According to Michael Roberts, “The rise of the local middle class interlaced with capitalist modernization in the 19th century-and-thereafter, with the British road/rail transport network and the expansion of coffee plantations in the Central Highlands forming the keystones for economic growth and exploitation. The British also instituted a new bureaucratic order, one integral to the state form that was being moulded in Europe at the same stage. English was the media of state administration. Able to pick up English quickly and located in key urban centres, the small Burgher population profited from the channels of educational advancement that opened up in the 19th century and filled intermediary roles in the administration, while also providing a significant number of schoolteachers in towns. Education brought the intellectual currents of Europe to the small corpus constituted by the English-proficient middle class in the early-mid 19th century.”

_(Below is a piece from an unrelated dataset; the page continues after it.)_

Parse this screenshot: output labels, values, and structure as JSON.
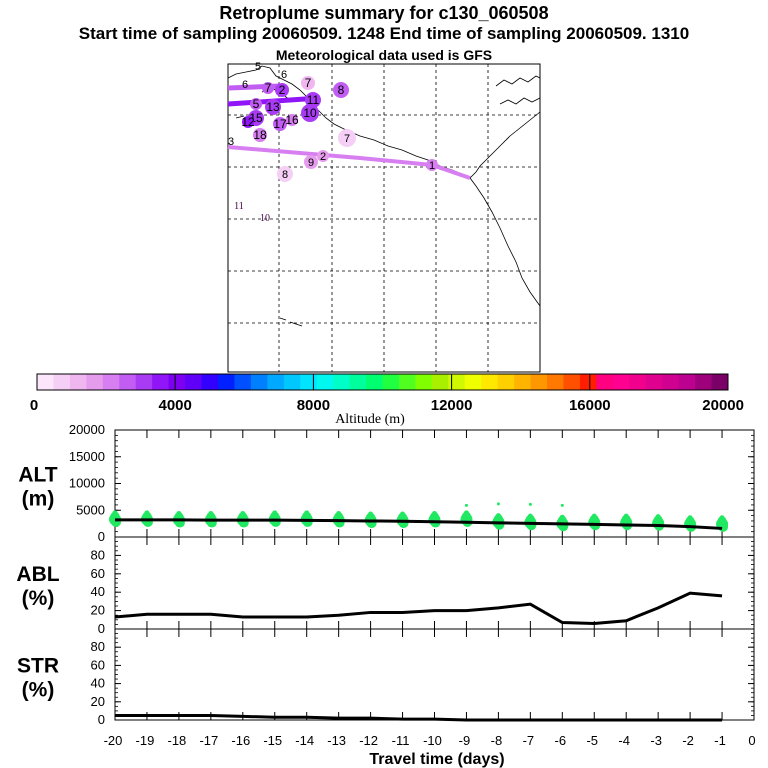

Referring to the gentry-class and others, he says, “The use of kärapotta and kärapotu lansi as pejoratives is ­placed alongside a whole battery of epithets in the Sinhala-world which depicted the invading forces from Europe and abroad from the sixteenth century onwards: notably, parangi and tuppahi…..It was a weapon of the underprivileged (Sinhala) classes because it was also a response to the widespread tendency among the emerging middle classes in British Ceylon, whether Sinhala, Burgher or other, to depict the rural masses as yakoes and godayās (that is, rustics without knowledge – meaning English-media knowledge).

“The Britons in Ceylon were stratified. The gentry-class made up of the Civil Servants and other public servants, the leading businessmen and planters kept aloof from the petty functionaries such as the shop assistants (called “shoppies”) at places in Cargills and the railway drivers. The Burghers themselves were sharply divided in the 19th century – with the differentiation being imprinted in the terminology “front door Burghers” and “back door Burghers”. Both in English and Sinhalese this line of class difference was embodied in the distinction between the respectable “Lansi” and, supposedly, the not-so-respectable “Tupass.” Furthermore, there was a “widespread tendency among the emerging middle classes in British Ceylon, whether Sinhala, Burgher or other, to depict the rural masses as yakoes and godayās (that is, rustics without knowledge – meaning English-media knowledge)”.